Sunday, 4 October 2009

Cromford Canal Walk, Pinxton Arm

Cromford Canal Walk, Pinxton Arm
Codnor Reservoir to Smotherfly
Sunday 4th October 2009

The Pinxton Arm is an obscure 1794 branch of what would have once been described as the Cromford Canal mainline, not that either canal has carried any waterborne traffic for decades.

The arm strikes off to the east of Codnor Reservoir, through the village of Ironville before reaching the Pinxton about three miles to the north east, running on the same contour as the rest of the Cromford Canal summit pound.

Pinxton canal bed approaching Smotherfly

After a rather spectacular sandstone bridge at the junction, the canal burrows its way behind the dam wall and then under a footbridge before sneaking into the back end of Ironville, complete with a 'de-humped' bridge by the church and a further low flat topped railway bridge. Whilst the canal bed has been completely filled in, it's route remains obvious and the bridges are intact. In fact, they are all pre sprayed with graffiti so all you need is a JCB and a drop of water and us boaters would feel right at home!

Ironville church and 'de-humped' bridge

This section of canal bed to the east of Ironville has been converted into the Pinxton Canal Path, a well maintained route through the trees whose early autumn colours were quite beautiful at the time of our visit. Before long this path brings you to the busy road at Pye Bridge, where the bridge and it's cast iron balustrades are intact, but obscured by undergrowth. By this time the formal canal path runs out, but you can continue on to the double arched railway bridge after which the canal track completely and utterly disappears. When I say disappears, I don't mean it becomes difficult to discern. I mean that it's course was removed in the 1990's when the Somertherfly open cast mine eradicated the canal and dropped the surface level by 30 feet or so.
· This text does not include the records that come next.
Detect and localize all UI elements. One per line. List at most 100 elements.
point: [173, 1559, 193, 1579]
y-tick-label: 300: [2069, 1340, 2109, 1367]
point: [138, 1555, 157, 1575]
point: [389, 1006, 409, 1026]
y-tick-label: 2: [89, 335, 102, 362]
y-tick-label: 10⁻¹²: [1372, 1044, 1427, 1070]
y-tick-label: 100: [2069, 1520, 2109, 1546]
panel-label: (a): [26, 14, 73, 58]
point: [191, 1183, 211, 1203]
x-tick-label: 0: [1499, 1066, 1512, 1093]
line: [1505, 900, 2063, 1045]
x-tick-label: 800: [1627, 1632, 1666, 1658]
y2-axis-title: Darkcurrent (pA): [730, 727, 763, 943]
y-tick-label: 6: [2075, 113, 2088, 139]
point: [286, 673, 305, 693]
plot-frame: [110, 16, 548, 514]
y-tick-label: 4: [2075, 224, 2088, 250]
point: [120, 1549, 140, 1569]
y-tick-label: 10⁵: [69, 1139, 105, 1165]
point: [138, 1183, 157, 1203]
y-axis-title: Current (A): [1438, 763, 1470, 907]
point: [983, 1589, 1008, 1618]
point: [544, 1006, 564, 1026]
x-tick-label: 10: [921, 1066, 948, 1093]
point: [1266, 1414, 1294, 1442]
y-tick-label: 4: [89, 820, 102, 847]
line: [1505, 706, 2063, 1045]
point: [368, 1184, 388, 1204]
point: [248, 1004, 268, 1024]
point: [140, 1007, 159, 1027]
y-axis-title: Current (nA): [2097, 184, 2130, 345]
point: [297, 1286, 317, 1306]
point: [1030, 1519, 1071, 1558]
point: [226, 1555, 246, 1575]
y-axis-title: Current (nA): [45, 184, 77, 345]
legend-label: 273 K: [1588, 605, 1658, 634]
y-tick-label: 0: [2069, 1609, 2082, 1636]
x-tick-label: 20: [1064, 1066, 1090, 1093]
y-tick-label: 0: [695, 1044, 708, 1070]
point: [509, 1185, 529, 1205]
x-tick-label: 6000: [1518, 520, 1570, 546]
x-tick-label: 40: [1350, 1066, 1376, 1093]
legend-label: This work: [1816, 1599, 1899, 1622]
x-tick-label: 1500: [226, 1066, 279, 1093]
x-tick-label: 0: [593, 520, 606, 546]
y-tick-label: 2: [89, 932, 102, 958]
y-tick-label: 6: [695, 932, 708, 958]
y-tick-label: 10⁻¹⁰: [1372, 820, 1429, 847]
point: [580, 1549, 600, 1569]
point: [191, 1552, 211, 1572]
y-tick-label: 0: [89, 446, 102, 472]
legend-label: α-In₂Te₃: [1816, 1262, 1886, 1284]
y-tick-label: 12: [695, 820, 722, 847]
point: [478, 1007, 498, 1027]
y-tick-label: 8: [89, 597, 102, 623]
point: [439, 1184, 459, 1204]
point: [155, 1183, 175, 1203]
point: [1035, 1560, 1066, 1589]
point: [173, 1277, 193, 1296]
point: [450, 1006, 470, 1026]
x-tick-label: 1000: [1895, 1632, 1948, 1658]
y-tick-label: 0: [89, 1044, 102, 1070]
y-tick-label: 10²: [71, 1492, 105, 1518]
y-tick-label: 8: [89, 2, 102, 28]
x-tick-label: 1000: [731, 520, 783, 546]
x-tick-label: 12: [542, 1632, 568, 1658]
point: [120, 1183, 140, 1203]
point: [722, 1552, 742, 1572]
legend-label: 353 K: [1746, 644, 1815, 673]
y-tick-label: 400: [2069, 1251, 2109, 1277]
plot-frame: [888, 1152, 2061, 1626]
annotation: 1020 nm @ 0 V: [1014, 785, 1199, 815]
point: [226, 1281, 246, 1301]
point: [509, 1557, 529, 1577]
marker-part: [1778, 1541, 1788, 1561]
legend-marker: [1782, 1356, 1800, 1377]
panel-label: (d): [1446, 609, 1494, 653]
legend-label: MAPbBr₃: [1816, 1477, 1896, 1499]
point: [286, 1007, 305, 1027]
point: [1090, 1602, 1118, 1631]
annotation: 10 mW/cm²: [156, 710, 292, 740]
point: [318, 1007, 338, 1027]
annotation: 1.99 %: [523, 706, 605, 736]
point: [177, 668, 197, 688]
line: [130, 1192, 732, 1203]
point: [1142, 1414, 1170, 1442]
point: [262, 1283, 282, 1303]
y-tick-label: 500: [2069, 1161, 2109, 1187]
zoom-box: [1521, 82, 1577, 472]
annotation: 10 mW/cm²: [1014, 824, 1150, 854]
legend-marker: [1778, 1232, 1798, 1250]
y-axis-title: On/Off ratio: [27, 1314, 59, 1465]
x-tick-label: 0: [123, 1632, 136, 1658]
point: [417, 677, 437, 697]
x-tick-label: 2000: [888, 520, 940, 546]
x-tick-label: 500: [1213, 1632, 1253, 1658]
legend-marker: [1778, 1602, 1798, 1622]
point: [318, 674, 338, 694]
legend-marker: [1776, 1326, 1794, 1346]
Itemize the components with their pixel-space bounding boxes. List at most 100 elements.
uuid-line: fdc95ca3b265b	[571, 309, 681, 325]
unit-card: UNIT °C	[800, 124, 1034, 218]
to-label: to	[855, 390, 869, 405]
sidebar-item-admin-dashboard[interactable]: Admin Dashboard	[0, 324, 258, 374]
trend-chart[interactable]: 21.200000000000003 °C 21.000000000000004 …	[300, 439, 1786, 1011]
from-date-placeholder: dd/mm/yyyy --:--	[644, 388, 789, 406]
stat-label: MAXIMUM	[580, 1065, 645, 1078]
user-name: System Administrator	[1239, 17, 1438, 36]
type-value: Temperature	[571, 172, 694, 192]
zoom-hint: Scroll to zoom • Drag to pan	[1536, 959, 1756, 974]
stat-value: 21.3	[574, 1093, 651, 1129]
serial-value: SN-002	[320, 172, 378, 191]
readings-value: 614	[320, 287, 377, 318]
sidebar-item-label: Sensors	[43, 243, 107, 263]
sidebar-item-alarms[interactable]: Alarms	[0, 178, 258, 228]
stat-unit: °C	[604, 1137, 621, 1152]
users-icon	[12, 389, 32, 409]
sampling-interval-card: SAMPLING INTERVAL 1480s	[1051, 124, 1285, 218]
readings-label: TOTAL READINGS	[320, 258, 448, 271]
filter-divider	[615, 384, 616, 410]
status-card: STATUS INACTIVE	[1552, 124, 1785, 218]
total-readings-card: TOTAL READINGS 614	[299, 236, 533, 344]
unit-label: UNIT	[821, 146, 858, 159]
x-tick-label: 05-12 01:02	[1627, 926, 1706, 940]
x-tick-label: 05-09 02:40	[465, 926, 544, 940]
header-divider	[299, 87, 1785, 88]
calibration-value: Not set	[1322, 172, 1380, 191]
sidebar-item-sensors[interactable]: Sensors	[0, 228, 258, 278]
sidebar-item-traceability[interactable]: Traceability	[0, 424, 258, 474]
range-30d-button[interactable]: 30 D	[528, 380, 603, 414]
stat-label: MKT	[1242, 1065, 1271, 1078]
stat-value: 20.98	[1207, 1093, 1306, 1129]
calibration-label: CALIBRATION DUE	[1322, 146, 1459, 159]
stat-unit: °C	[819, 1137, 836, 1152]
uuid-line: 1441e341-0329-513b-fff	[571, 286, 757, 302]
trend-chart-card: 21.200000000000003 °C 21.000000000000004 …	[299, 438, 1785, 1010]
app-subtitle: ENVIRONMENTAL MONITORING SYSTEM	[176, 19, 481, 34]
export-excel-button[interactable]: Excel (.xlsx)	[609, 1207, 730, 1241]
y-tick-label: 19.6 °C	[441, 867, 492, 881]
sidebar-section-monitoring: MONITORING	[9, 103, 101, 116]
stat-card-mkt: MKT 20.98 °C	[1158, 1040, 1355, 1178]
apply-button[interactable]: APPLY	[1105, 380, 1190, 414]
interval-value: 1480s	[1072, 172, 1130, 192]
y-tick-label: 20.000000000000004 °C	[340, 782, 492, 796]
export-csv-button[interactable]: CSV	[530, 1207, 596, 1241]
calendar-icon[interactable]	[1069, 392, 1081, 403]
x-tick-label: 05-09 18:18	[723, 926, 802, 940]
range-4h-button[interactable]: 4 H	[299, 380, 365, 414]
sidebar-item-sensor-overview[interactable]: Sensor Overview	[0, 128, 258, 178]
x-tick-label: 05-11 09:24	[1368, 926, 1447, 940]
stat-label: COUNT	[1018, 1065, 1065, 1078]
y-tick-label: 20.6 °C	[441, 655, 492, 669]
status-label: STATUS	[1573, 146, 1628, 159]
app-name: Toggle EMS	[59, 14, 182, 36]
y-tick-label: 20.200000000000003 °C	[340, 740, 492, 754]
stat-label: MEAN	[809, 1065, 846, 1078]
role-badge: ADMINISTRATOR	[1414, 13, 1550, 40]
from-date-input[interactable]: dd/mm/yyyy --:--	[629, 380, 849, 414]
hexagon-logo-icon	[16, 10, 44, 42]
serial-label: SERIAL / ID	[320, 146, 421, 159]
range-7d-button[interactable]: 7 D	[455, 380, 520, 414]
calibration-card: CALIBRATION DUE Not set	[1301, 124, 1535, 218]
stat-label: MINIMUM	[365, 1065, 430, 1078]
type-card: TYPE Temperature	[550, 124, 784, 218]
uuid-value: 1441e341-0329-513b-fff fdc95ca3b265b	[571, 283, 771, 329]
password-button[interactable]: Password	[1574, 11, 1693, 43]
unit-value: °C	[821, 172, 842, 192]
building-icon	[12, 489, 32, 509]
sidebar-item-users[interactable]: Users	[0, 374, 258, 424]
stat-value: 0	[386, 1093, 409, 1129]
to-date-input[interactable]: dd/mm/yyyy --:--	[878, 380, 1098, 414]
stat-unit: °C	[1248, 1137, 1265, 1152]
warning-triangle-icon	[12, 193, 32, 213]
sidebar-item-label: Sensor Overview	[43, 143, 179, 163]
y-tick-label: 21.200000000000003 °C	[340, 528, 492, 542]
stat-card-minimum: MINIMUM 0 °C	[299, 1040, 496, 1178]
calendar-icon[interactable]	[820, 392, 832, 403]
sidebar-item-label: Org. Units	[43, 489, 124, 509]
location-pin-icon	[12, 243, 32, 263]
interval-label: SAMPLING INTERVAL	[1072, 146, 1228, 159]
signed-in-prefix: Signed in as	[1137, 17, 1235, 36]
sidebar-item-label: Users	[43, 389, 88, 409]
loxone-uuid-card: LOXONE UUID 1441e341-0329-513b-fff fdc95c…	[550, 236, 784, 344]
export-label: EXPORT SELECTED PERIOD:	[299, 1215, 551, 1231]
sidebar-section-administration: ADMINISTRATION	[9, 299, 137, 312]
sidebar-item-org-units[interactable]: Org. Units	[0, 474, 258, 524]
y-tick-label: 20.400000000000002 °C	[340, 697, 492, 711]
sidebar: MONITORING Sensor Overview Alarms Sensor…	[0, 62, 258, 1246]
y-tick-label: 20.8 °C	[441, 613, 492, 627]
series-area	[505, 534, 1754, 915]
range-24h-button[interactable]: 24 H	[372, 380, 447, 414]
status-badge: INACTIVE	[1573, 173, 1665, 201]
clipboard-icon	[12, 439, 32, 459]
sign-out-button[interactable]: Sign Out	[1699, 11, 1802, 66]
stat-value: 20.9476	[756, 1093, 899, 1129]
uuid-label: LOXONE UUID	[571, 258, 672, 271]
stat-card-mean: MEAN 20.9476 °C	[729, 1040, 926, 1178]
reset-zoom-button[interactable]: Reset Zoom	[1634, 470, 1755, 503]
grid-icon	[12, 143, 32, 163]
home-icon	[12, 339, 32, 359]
Woodland walk on the Pinxford Canal Path

We clambered across to the abandoned workings and climbed the ridge of mine tailings, trying to work out exactly where the canal bed re-emerges on the far side. It's not obvious, but its path lies across the valley to the north east. Sadly, we could find no way of reaching it but determined to explore the final section next time we visit, starting at the Pinxton Wharf end.

Abandoned railway bridge at Ironville

The interesting thing about the Pinxton Arm is that it provides a good interim objective for the restoration project. Rather than tackle the two big road embankments and the Butterley Tunnel straight after the restoration of the locks above Langley Mill, the plan is to reopen the Pinxton Arm which, Smotherfly apart, has no significant obstructions. As as for Smotherfly, the site included a channel for the diverted River Erewash which could easily be adapted to carry the canal, and there is no shortage of spoil with which to construct the necessary embankments. The Friends of Cromford Canal have been hard at work and secured planning permission to include the canal line in 2008.

A notable feature of this canal track is the total absence of water, there isn't even a trace of boggyness. However, I suspect that the River Erewash can be channelled in to supplement the supply from Butterley Tunnel, pending the eventual reconnection with the abundantly supplied section at Cromford.